Indonesia – Meski ada kasus perselingkuhan dan gugatan cerai rumah tangga Virgoun, kakak Inara Rusli rupanya membiarkan adik iparnya berpoligami. Hal ini disampaikan langsung oleh Ustad Derry Sulaiman pada saat Dr. Richard Lee, MAR.
Ustad Derry Sulaiman menuturkan, Virgoun pernah bercerita bahwa kakak Inara Rusli mengajaknya berpoligami. Kakak Inara, Rusli, meminta Virgoun melakukan hal tersebut untuk menjauhkannya dari maksiat.
“Bahkan menurut Virgoun, dia diarahkan ke kakaknya (Inara Rusli). Daripada maksiat, nikah lagi. Kata kakak Ina, di hukum agama itu benar,” kata Ustaz Derry Sulaiman suatu ketika.

Namun, Inara Rusli sendiri mengaku tak setuju menjalin hubungan asmara dengan selingkuhan Virgoun itu. Di sisi lain, Virgoun juga masih ingin berpoligami dengan dugaan selingkuhannya, Tenri Anisa.

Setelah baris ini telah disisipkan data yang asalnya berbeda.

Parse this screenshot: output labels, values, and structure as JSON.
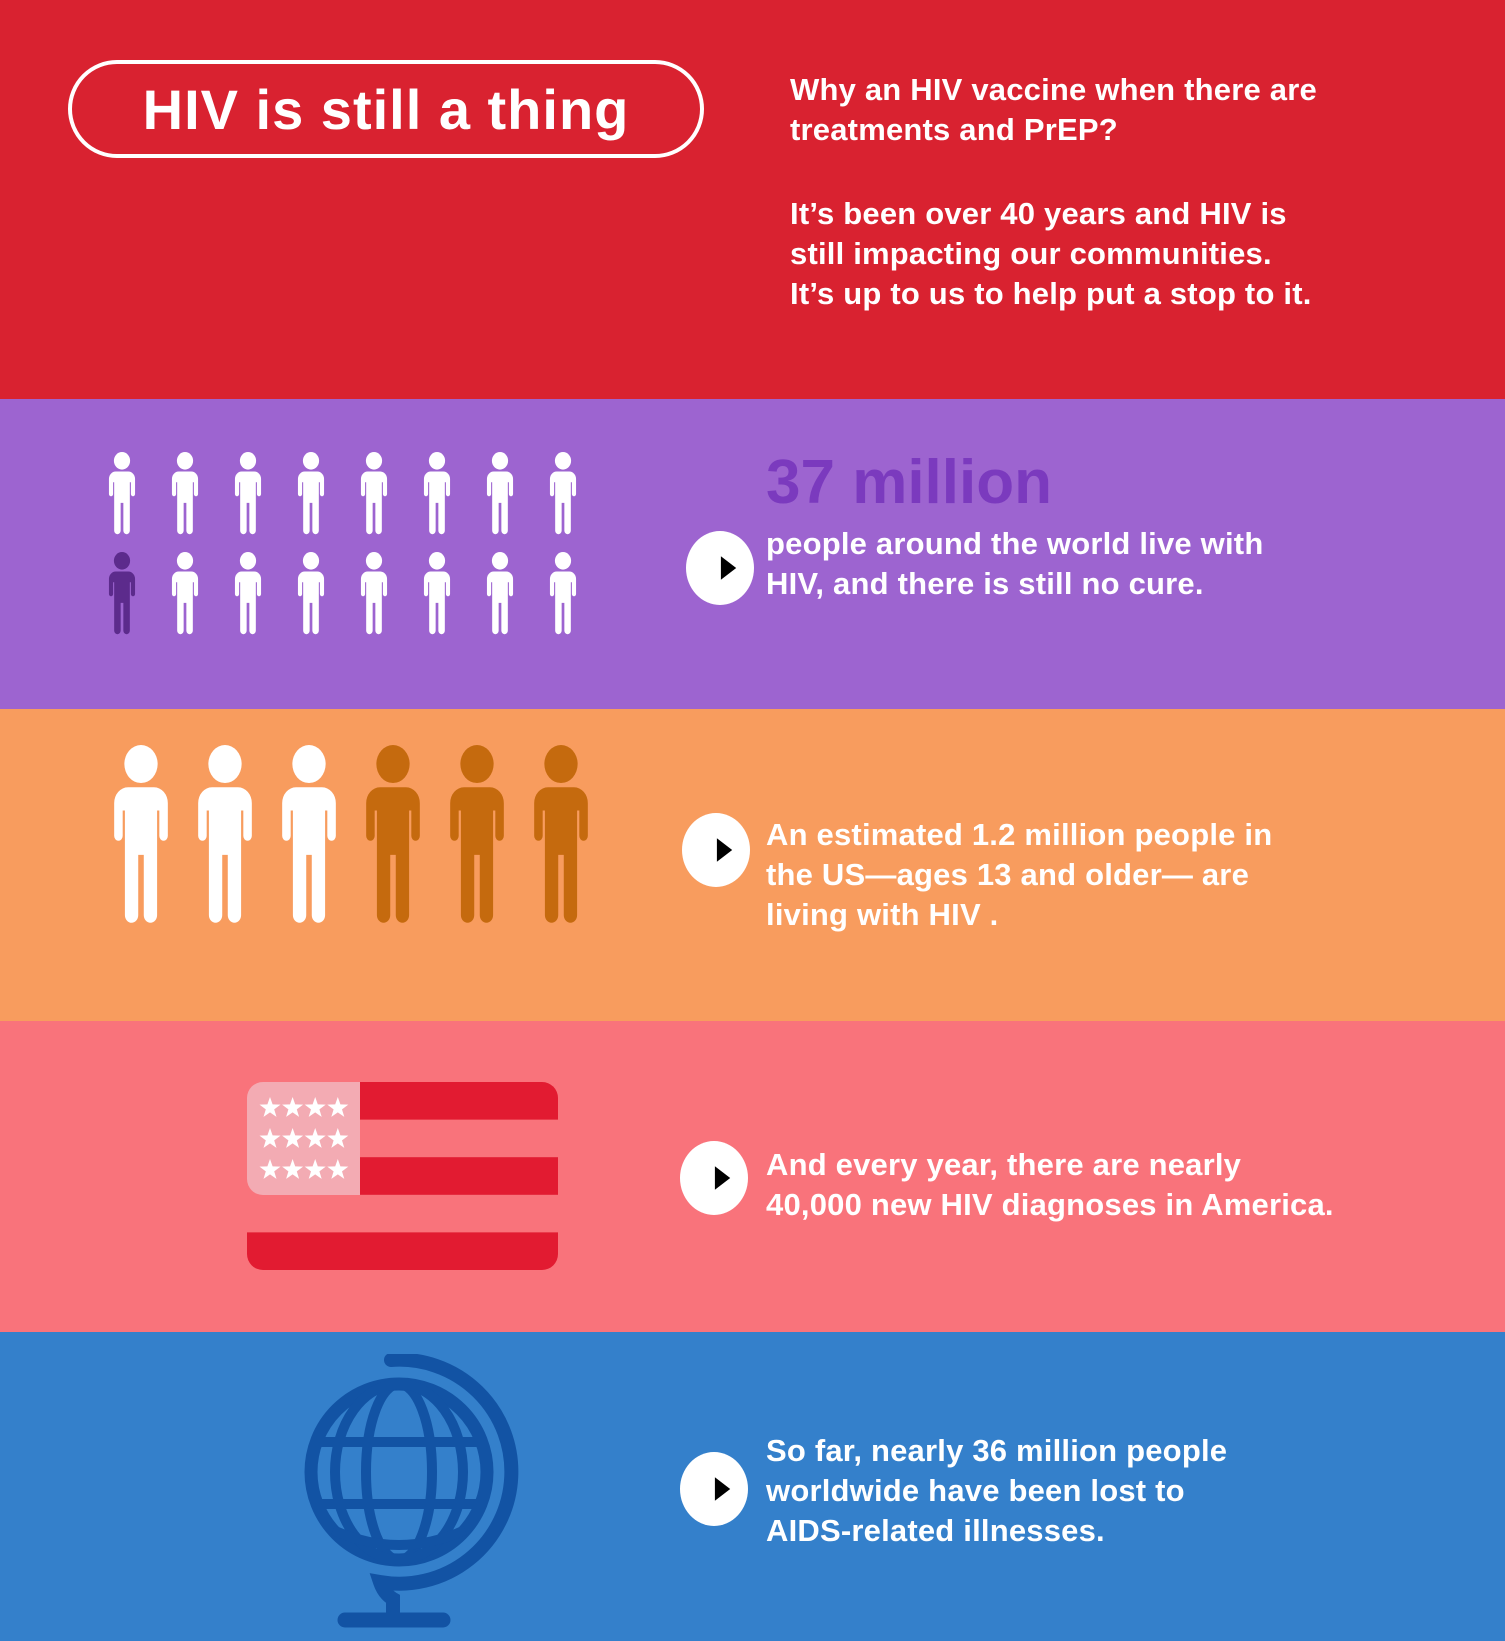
{
  "colors": {
    "band_red": "#d92230",
    "band_purple": "#9d64d0",
    "band_orange": "#f89c5e",
    "band_pink": "#f9737b",
    "band_blue": "#3480cb",
    "person_highlight_purple": "#5c2b8c",
    "person_highlight_orange": "#c56a0e",
    "stat_number_purple": "#7b3abe",
    "flag_red": "#e21b31",
    "flag_canton": "#f3abb3",
    "globe_blue": "#1253a4",
    "arrow_red": "#d7152c"
  },
  "header": {
    "title": "HIV is still a thing",
    "question": "Why an HIV vaccine when there are\ntreatments and PrEP?",
    "statement": "It’s been over 40 years and HIV is\nstill impacting our communities.\nIt’s up to us to help put a stop to it."
  },
  "sections": {
    "world": {
      "stat_number": "37 million",
      "text": "people around the world live with\nHIV, and there is still no cure.",
      "pictogram": {
        "icon": "person-pictogram",
        "rows": [
          {
            "count": 8,
            "highlighted": []
          },
          {
            "count": 8,
            "highlighted": [
              0
            ]
          }
        ]
      }
    },
    "us": {
      "text": "An estimated 1.2 million people in\nthe US—ages 13 and older— are\nliving with HIV .",
      "pictogram": {
        "icon": "person-pictogram",
        "rows": [
          {
            "count": 6,
            "highlighted": [
              3,
              4,
              5
            ]
          }
        ]
      }
    },
    "diagnoses": {
      "icon": "us-flag",
      "text": "And every year, there are nearly\n40,000 new HIV diagnoses in America."
    },
    "global_loss": {
      "icon": "desk-globe",
      "text": "So far, nearly 36 million people\nworldwide have been lost to\nAIDS-related illnesses."
    }
  },
  "icons": {
    "arrow_badge": "right-arrow-in-circle"
  }
}
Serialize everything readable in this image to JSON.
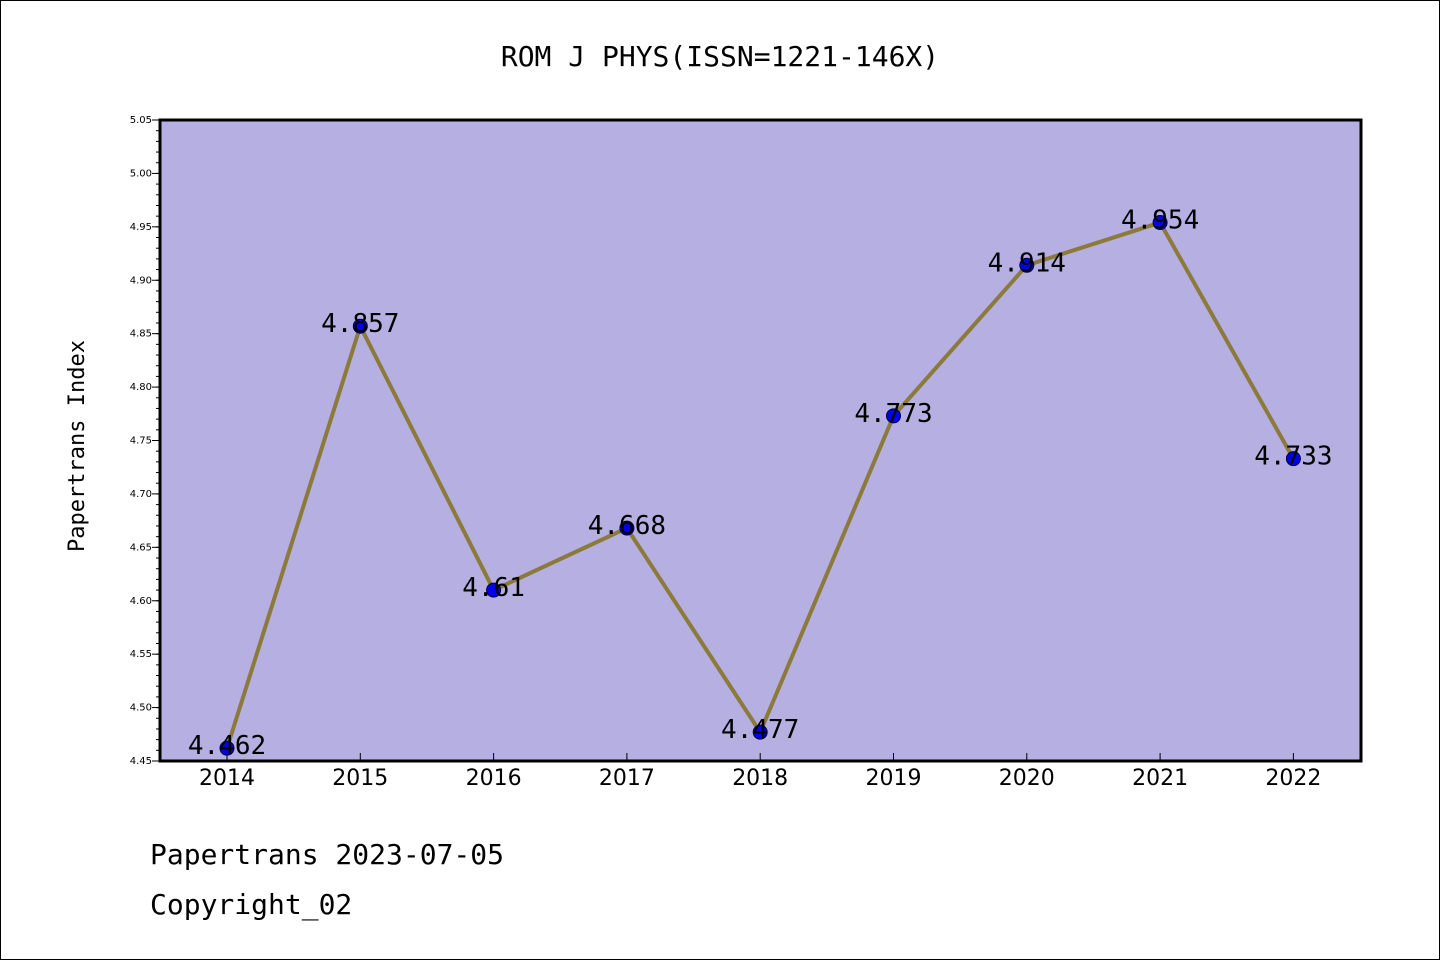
{
  "chart_data": {
    "type": "line",
    "title": "ROM J PHYS(ISSN=1221-146X)",
    "ylabel": "Papertrans Index",
    "xlabel": "",
    "categories": [
      "2014",
      "2015",
      "2016",
      "2017",
      "2018",
      "2019",
      "2020",
      "2021",
      "2022"
    ],
    "values": [
      4.462,
      4.857,
      4.61,
      4.668,
      4.477,
      4.773,
      4.914,
      4.954,
      4.733
    ],
    "data_labels": [
      "4.462",
      "4.857",
      "4.61",
      "4.668",
      "4.477",
      "4.773",
      "4.914",
      "4.954",
      "4.733"
    ],
    "ylim": [
      4.45,
      5.05
    ],
    "yticks": [
      "4.45",
      "4.50",
      "4.55",
      "4.60",
      "4.65",
      "4.70",
      "4.75",
      "4.80",
      "4.85",
      "4.90",
      "4.95",
      "5.00",
      "5.05"
    ],
    "grid": false,
    "legend": "none",
    "colors": {
      "plot_background": "#b5afe2",
      "line": "#8b7a3a",
      "marker": "#0000ee"
    }
  },
  "footer": {
    "line1": "Papertrans 2023-07-05",
    "line2": "Copyright_02"
  }
}
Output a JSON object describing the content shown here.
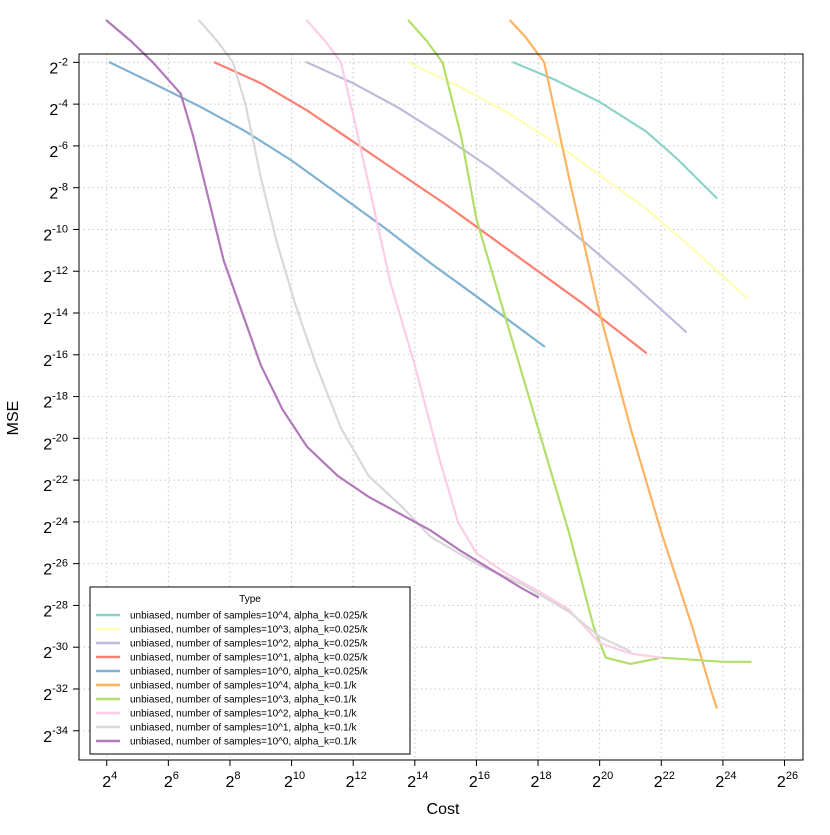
{
  "chart_data": {
    "type": "line",
    "xlabel": "Cost",
    "ylabel": "MSE",
    "x_scale": "log2",
    "y_scale": "log2",
    "xlim_log2": [
      3.1,
      26.6
    ],
    "ylim_log2": [
      -35.4,
      -1.6
    ],
    "x_ticks": [
      4,
      6,
      8,
      10,
      12,
      14,
      16,
      18,
      20,
      22,
      24,
      26
    ],
    "x_tick_labels": [
      "2^4",
      "2^6",
      "2^8",
      "2^10",
      "2^12",
      "2^14",
      "2^16",
      "2^18",
      "2^20",
      "2^22",
      "2^24",
      "2^26"
    ],
    "y_ticks": [
      -2,
      -4,
      -6,
      -8,
      -10,
      -12,
      -14,
      -16,
      -18,
      -20,
      -22,
      -24,
      -26,
      -28,
      -30,
      -32,
      -34
    ],
    "y_tick_labels": [
      "2^-2",
      "2^-4",
      "2^-6",
      "2^-8",
      "2^-10",
      "2^-12",
      "2^-14",
      "2^-16",
      "2^-18",
      "2^-20",
      "2^-22",
      "2^-24",
      "2^-26",
      "2^-28",
      "2^-30",
      "2^-32",
      "2^-34"
    ],
    "grid": true,
    "legend_position": "bottom-left",
    "legend_title": "Type",
    "series": [
      {
        "name": "unbiased, number of samples=10^4, alpha_k=0.025/k",
        "color": "#8DD3C7",
        "points": [
          [
            17.2,
            -2.0
          ],
          [
            18.5,
            -2.8
          ],
          [
            20.0,
            -3.9
          ],
          [
            21.5,
            -5.3
          ],
          [
            22.5,
            -6.6
          ],
          [
            23.8,
            -8.5
          ]
        ]
      },
      {
        "name": "unbiased, number of samples=10^3, alpha_k=0.025/k",
        "color": "#FFFFB3",
        "points": [
          [
            13.8,
            -2.0
          ],
          [
            15.5,
            -3.2
          ],
          [
            17.0,
            -4.4
          ],
          [
            18.5,
            -5.8
          ],
          [
            20.0,
            -7.4
          ],
          [
            21.5,
            -9.0
          ],
          [
            23.0,
            -10.9
          ],
          [
            24.8,
            -13.3
          ]
        ]
      },
      {
        "name": "unbiased, number of samples=10^2, alpha_k=0.025/k",
        "color": "#BEBADA",
        "points": [
          [
            10.5,
            -2.0
          ],
          [
            12.0,
            -3.0
          ],
          [
            13.5,
            -4.2
          ],
          [
            15.0,
            -5.6
          ],
          [
            16.5,
            -7.1
          ],
          [
            18.0,
            -8.8
          ],
          [
            19.5,
            -10.6
          ],
          [
            21.0,
            -12.5
          ],
          [
            22.8,
            -14.9
          ]
        ]
      },
      {
        "name": "unbiased, number of samples=10^1, alpha_k=0.025/k",
        "color": "#FB8072",
        "points": [
          [
            7.5,
            -2.0
          ],
          [
            9.0,
            -3.0
          ],
          [
            10.5,
            -4.3
          ],
          [
            12.0,
            -5.8
          ],
          [
            13.5,
            -7.3
          ],
          [
            15.0,
            -8.8
          ],
          [
            16.5,
            -10.4
          ],
          [
            18.0,
            -12.0
          ],
          [
            19.5,
            -13.6
          ],
          [
            21.5,
            -15.9
          ]
        ]
      },
      {
        "name": "unbiased, number of samples=10^0, alpha_k=0.025/k",
        "color": "#80B1D3",
        "points": [
          [
            4.1,
            -2.0
          ],
          [
            5.5,
            -3.0
          ],
          [
            7.0,
            -4.1
          ],
          [
            8.5,
            -5.3
          ],
          [
            10.0,
            -6.7
          ],
          [
            11.5,
            -8.3
          ],
          [
            13.0,
            -9.9
          ],
          [
            14.5,
            -11.6
          ],
          [
            16.0,
            -13.2
          ],
          [
            18.2,
            -15.6
          ]
        ]
      },
      {
        "name": "unbiased, number of samples=10^4, alpha_k=0.1/k",
        "color": "#FDB462",
        "points": [
          [
            17.1,
            0.0
          ],
          [
            17.6,
            -0.8
          ],
          [
            18.2,
            -2.0
          ],
          [
            19.0,
            -7.5
          ],
          [
            20.0,
            -14.0
          ],
          [
            21.0,
            -19.5
          ],
          [
            22.0,
            -24.5
          ],
          [
            23.0,
            -29.0
          ],
          [
            23.6,
            -32.0
          ],
          [
            23.8,
            -32.9
          ]
        ]
      },
      {
        "name": "unbiased, number of samples=10^3, alpha_k=0.1/k",
        "color": "#B3DE69",
        "points": [
          [
            13.8,
            0.0
          ],
          [
            14.4,
            -1.0
          ],
          [
            14.9,
            -2.0
          ],
          [
            15.5,
            -5.5
          ],
          [
            16.0,
            -9.5
          ],
          [
            17.0,
            -14.5
          ],
          [
            18.0,
            -19.5
          ],
          [
            19.0,
            -24.5
          ],
          [
            19.8,
            -29.0
          ],
          [
            20.2,
            -30.5
          ],
          [
            21.0,
            -30.8
          ],
          [
            22.0,
            -30.5
          ],
          [
            23.0,
            -30.6
          ],
          [
            24.0,
            -30.7
          ],
          [
            24.9,
            -30.7
          ]
        ]
      },
      {
        "name": "unbiased, number of samples=10^2, alpha_k=0.1/k",
        "color": "#FCCDE5",
        "points": [
          [
            10.5,
            0.0
          ],
          [
            11.1,
            -1.0
          ],
          [
            11.6,
            -2.0
          ],
          [
            12.0,
            -4.5
          ],
          [
            12.6,
            -8.5
          ],
          [
            13.2,
            -12.5
          ],
          [
            14.0,
            -16.5
          ],
          [
            14.8,
            -21.0
          ],
          [
            15.4,
            -24.0
          ],
          [
            16.0,
            -25.5
          ],
          [
            17.0,
            -26.5
          ],
          [
            18.0,
            -27.3
          ],
          [
            19.0,
            -28.2
          ],
          [
            20.0,
            -29.8
          ],
          [
            21.0,
            -30.3
          ],
          [
            22.0,
            -30.5
          ]
        ]
      },
      {
        "name": "unbiased, number of samples=10^1, alpha_k=0.1/k",
        "color": "#D9D9D9",
        "points": [
          [
            7.0,
            0.0
          ],
          [
            7.6,
            -1.0
          ],
          [
            8.1,
            -2.0
          ],
          [
            8.5,
            -4.0
          ],
          [
            9.0,
            -7.5
          ],
          [
            9.5,
            -10.5
          ],
          [
            10.1,
            -13.5
          ],
          [
            10.8,
            -16.5
          ],
          [
            11.6,
            -19.5
          ],
          [
            12.5,
            -21.8
          ],
          [
            13.6,
            -23.3
          ],
          [
            14.5,
            -24.7
          ],
          [
            16.0,
            -26.0
          ],
          [
            17.5,
            -27.0
          ],
          [
            19.0,
            -28.3
          ],
          [
            20.0,
            -29.5
          ],
          [
            21.0,
            -30.2
          ]
        ]
      },
      {
        "name": "unbiased, number of samples=10^0, alpha_k=0.1/k",
        "color": "#B178BA",
        "points": [
          [
            4.0,
            0.0
          ],
          [
            4.8,
            -1.0
          ],
          [
            5.5,
            -2.0
          ],
          [
            6.1,
            -3.0
          ],
          [
            6.4,
            -3.5
          ],
          [
            6.8,
            -5.5
          ],
          [
            7.3,
            -8.5
          ],
          [
            7.8,
            -11.5
          ],
          [
            8.4,
            -14.0
          ],
          [
            9.0,
            -16.5
          ],
          [
            9.7,
            -18.6
          ],
          [
            10.5,
            -20.4
          ],
          [
            11.5,
            -21.8
          ],
          [
            12.5,
            -22.8
          ],
          [
            13.5,
            -23.6
          ],
          [
            14.5,
            -24.4
          ],
          [
            15.5,
            -25.4
          ],
          [
            16.5,
            -26.3
          ],
          [
            17.5,
            -27.2
          ],
          [
            18.0,
            -27.6
          ]
        ]
      }
    ]
  }
}
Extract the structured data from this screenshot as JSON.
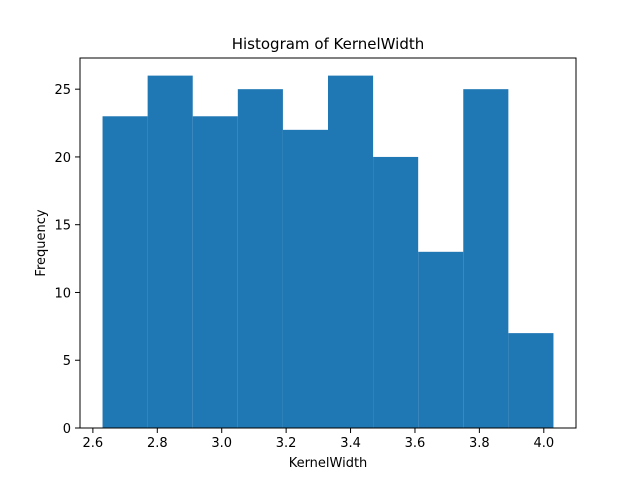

Namun, bagaimana pandangan Islam yang sebenarnya, apakah boleh menikah dengan orang yang telah berselingkuh?
Kutipan NU Daring, upaya untuk menghancurkan rumah tangga pada dasarnya ilegal, termasuk kehadiran orang ketiga. Dalam sebuah hadits disebutkan:
“Dan barangsiapa merusak hubungan antara istri dan suaminya, maka dia bukan dari golongan kami.” (HR an-Nasai).
Menurut mazhab Maliki, apabila suami istri bercerai dan salah satunya menikah dengan wanita simpanannya, maka pernikahan tersebut tidak sah. Itu karena pernikahan dapat menyebabkan kerusakan.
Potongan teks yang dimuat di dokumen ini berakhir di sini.